Dr Alfredo Tjiurimo Hengari
The political debate in Namibia is less about substantive policy questions that are central to our progress. Foreign policy, in light of its erroneously perceived distance from domestic politics is an even bigger orphan in the paucity of conversation.
It enters the fracas through proverbial negative media affirmation and oversimplification when the President is to undertake external missions. At this deceptive level, Namibians are fed a diet of the travelling allowances the President would allegedly hoard, the size of the travelling party, including alleged amounts for hotel accommodation. I don’t know of any country that discusses foreign affairs with such somnolent cynicism, and from aberrant vantage points.
That is hardly a sane place from which to pursue an enlightened conversation about the President and foreign policy, including connecting the dots between that policy and national development.
Part of the deficit and inconclusive wrangling emanates from chronic skills shortages on international affairs. Namibia does not have academics or think tanks with qualifications in foreign policy analysis and international relations.
One-liners are occasionally sourced from academic snipers in public administration, law and generalist political science. But that is hardly sufficient to cover specialist information gaps.
Inevitably, academic deficits suggest that journalists with foreign affairs expertise don’t exist in our newsrooms. The deficits evoked imply that knowledge on foreign affairs resides on the functional desks of practitioners in government.
Arguably, a more direct pedagogical approach about the directive aspects of foreign policy and its implementation is to be expected from government. Still, it would be one-dimensional and lacking in foreign policy analyses. What should be done to enlarge a constituency of informed critique? The current state of play points to material with which to engage the role of the President in international affairs. The Presidency has introduced by way of press releases, and diverse media platforms unprecedented transparency about the President’s business travel and external interactions. Moreover, President Hage Geingob sought to cohere with intensity our foreign policy around the doctrine of a ‘New Africa’ and the praxis of small state diplomacy as the multiplex through which Namibia interacts with the rest of the world.
Even with unprecedented transparency and a doctrine framed on 21 March 2015, the issues are yet to emerge with eloquence as a coherent core in public debates. Oddly, the media – which ought to serve as the informational channel through piercing analyses of statements and speeches – is bunkered in the sensational.
By doing so, it has woefully missed the opportunity to make foreign affairs the serious enterprise it ought to be for our small state. To be a small state and to tailor diplomacy accordingly implies that we abandon the inferno of insular political conversations about presidential travel.

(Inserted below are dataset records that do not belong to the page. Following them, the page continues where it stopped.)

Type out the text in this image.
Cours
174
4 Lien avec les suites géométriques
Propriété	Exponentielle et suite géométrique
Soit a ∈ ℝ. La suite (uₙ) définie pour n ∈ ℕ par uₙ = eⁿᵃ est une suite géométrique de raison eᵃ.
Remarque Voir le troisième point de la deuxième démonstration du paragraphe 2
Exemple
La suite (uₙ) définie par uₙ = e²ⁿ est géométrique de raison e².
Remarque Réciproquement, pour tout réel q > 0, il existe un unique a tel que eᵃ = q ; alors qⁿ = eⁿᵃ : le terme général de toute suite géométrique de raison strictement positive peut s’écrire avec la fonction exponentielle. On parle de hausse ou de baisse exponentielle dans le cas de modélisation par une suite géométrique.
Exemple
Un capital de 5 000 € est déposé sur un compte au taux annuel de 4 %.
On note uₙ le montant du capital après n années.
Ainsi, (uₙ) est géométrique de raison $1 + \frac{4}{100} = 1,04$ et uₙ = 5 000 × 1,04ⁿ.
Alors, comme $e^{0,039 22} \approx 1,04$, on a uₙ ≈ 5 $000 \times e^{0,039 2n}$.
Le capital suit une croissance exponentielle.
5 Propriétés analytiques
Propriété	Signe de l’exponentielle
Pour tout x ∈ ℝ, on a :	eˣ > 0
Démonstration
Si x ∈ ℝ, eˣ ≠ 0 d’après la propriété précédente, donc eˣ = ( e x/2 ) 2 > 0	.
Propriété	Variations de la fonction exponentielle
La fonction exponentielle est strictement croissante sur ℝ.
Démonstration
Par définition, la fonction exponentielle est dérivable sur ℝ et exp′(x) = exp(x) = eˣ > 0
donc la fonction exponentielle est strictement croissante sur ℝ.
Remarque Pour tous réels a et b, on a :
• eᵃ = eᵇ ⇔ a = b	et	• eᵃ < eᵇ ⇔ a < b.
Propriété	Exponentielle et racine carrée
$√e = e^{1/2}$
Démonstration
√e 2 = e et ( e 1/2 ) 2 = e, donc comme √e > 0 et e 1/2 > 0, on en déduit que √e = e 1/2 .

Namibia is a small state, with limited resources (financial and human) to deal with its multiple conditions of underdevelopment. In a rapid transforming world dominated by bigger states, we have limited authority to alter the world around us, let alone our own region.
In order to achieve our twin goals of poverty eradication and shared prosperity, our diplomacies should seek to expertly maximise gains in the external environment. Since we engage the world from a small-state diplomacy perspective, where our vulnerability is constant, our survival and progress lie in top-level engagements in external missions.
It is why the President – whose commitment is shared prosperity – ought to be present and engage in the global arenas that could deliver on that mandate. After all, the President’s voice and presence abroad represents the gravity with which Namibia engages with the domestic agenda. Presidential presence and diplomatic competencies can transcend our smallness, turning deficits into opportunities.
Presence at events, remarks at leading academic institutions and think tanks advances our arguments and our soft power. Soft power in itself is key in the canon of small-state diplomacy. In fact, invitations from leading think tanks, universities and industry – courtesies not always extended to all leaders – point to the esteem a President and a country enjoys in international affairs.
If the President misses UN summits where poverty, innovation, science and technology are under discussion, we will struggle to convince multilateral organisations, bilateral partners and industry about our commitment to these issues. Our presence at summits, notably through the President, is an explicit reflection of capacity, policy learning, openness and issue-urgency. It is for our voice to be heard, focusing attention to our country.
We should be irritated with lost opportunities stemming from our absence from the World Economic Forum in Davos, or the Geneva CEO summit. These are premier forums with key industry leaders and investors as annual pilgrims. It is naïve to expect opportunities from participation to be visible the following morning. It is just not how the real world works! They may take time. But the consistency with which a small country engages as present and open is unquestionably a winning formula for the future. There is also the elemental point worth raising: Namibians voted overwhelmingly for the President to direct the affairs of the state. They don’t intuit that the President as their voice in foreign affairs would travel for amusement. Certainly, not one who has introduced unprecedented austerity measures. Similarly, they don’t assume that their President would travel without diligent consideration of the benefits to be accrued. Those who have worked with President Geingob would recognise that he is restrained first and foremost by his own ethics, discipline, an obsession with results and public spirit.
It is those qualities that he took to the Presidency. It is why we should disarticulate presidential participation in forums of global governance from the trivia of allowances and hotel rooms!
A reflective constituency that includes the media should emerge. It should appeal to enabling analyses of presidential actions in external missions through the landmarks of ambition, urgency and possibilities.